Fifty labels of Davoust.
J’étais là, sur le sol de son appartement. Comment avait-il su me convaincre? Qu’était devenue la jeune bibliothécaire coincée que j’étais avant de le rencontrer ? J’étais là, nue, attachée et sans repères. Aveuglée par le bandeau, je ne pouvais me fier qu’à mon ouïe mais même cela il le maitrisait. Il avait allumé la sono et tout l’appartement baignait dans des chants de mammifères marins. Leurs voix étrangères et troublantes résonnaient dans la pièce et troublaient ma perception auditive. Je le devinais proche, perçus son souffle sur ma nuque quand tout à coup j’entendis tout prêt de mon oreille droite un bruit rapide, mécanique. Mon corps réagi avant que je ne parvienne à identifier ce son, un long frisson me parcourut toute entière. Je manquais défaillir mais mon léviathan m’attendait pour me recueillir dans ses bras puissants. Et à nouveau il fit cliqueter l’étiqueteuse. Une nouvelle décharge traversa mon corps. J »étais perdue, mais heureuse de me soumettre toute entière à la volonté de mon dragon…
« J’adore mon étiqueteuse ! Je m’en sers tout le temps » C’est honteux! honteux!!!
Après je sais pas ce que tu utilises pour tes déviances mais le cliquetis mécanique dans ce contexte est plus cool que le ronron à l’impression des nouveaux modèles électroniques. Avec tes bêtises, j’en suis venu au fait qu’on peut faire un rapprochement évident entre machines à écrire/ordi et étiqueteuse manuelle/électronique: même si beaucoup moins pratiques à l’usage les premières restent drôlement plus glamour.
(voilà c’était très con, je peux retourner à mon dossier pro)
Oh, comme je ferais bien de faire miennes ces bonnes résolutions ! Merci Lionel 😀
@Nicolas Barret : je ne peux m’empécher de site XKCD : Rule 34 ! http://imgs.xkcd.com/comics/rule_34.png
Nicolas : Je suis écroulé de rire!! xD Tu es cinglé, et c’est génial. Merci! 😀 😀 Il faut que le monde le sache.
Perso je préfère la rule 63 « For every given male character, there is a female version of that character, and vice versa. » (chacun sa kryptonite, moi c’est Lady Loki <3 ce qui pourrait vite arriver à du 34 )

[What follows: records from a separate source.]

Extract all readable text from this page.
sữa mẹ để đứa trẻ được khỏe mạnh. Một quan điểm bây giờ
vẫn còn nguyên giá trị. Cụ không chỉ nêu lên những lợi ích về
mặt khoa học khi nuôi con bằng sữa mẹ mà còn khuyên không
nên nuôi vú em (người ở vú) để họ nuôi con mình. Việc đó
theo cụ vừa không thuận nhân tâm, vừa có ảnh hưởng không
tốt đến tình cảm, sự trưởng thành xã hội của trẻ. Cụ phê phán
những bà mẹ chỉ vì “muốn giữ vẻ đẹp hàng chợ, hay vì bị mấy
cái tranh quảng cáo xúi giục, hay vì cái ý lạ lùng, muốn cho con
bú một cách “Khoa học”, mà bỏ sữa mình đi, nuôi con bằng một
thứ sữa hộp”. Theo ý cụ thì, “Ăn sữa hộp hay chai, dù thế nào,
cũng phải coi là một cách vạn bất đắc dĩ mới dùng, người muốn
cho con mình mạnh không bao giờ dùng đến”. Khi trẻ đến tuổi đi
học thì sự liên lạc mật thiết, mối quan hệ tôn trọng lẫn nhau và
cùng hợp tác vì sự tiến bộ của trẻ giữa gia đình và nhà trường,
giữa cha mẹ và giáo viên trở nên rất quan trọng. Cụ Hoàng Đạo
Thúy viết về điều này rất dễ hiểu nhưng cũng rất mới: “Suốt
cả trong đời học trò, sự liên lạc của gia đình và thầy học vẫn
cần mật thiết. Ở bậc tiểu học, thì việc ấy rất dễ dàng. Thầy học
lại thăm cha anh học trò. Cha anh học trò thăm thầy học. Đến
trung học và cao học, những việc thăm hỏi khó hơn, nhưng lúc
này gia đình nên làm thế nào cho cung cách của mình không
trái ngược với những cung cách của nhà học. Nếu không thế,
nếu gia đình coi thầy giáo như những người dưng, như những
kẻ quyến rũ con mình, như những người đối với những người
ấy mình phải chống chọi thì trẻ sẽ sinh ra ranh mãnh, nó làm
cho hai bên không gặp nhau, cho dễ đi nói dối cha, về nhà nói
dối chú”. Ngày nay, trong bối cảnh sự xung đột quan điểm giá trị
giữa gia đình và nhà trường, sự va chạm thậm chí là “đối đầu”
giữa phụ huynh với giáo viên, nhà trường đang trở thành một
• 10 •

Non faut pas que le monde sache... pour l'oral de mon concours il faut que j'ai l'air normal 😉 - à peu près. Vues les conneries que je m'ingurgite sans parler de celles que j'écris fatalement je compense à côté.
J'ai trouvé mon créneau : la fantaisie mythérotique 🙂 Tiens, une collection Mythéros, mix mythologie et érotisme. Parlons de l'Ile Close tiens! Quelle occasion manquée !!! "Avant de céder à la froide sensualité du porteur de lumière" mais hop après t'as esquivé. Franchement... Si j'arrive à lancer ma collection je te commande un texte explicite sur Lucifer et la Dame du Lac. T'en pense quoi, Lucie?
Excellente idée, Nicolas 😀
Nicolas Barret hélas je crains que cela ne puisse pas se vendre sur Amazon http://newsfeed.time.com/2013/12/23/amazon-is-at-war-with-monster-erotica/
Rien à voir, mais l’erreur est excusable. Elle rejoint la confusion classique avec la dinosaur erotica et la monster erotica. Genre envers lesquels j’ai plus que des doutes. Au-delà de l’éthique et de la question de l’image de la femme qu’on y véhiculer, il n’y a aucune chance au monde qu’un ptérodactyle ou un T-rex soit pris d’envies sexuelles devant une femme nue.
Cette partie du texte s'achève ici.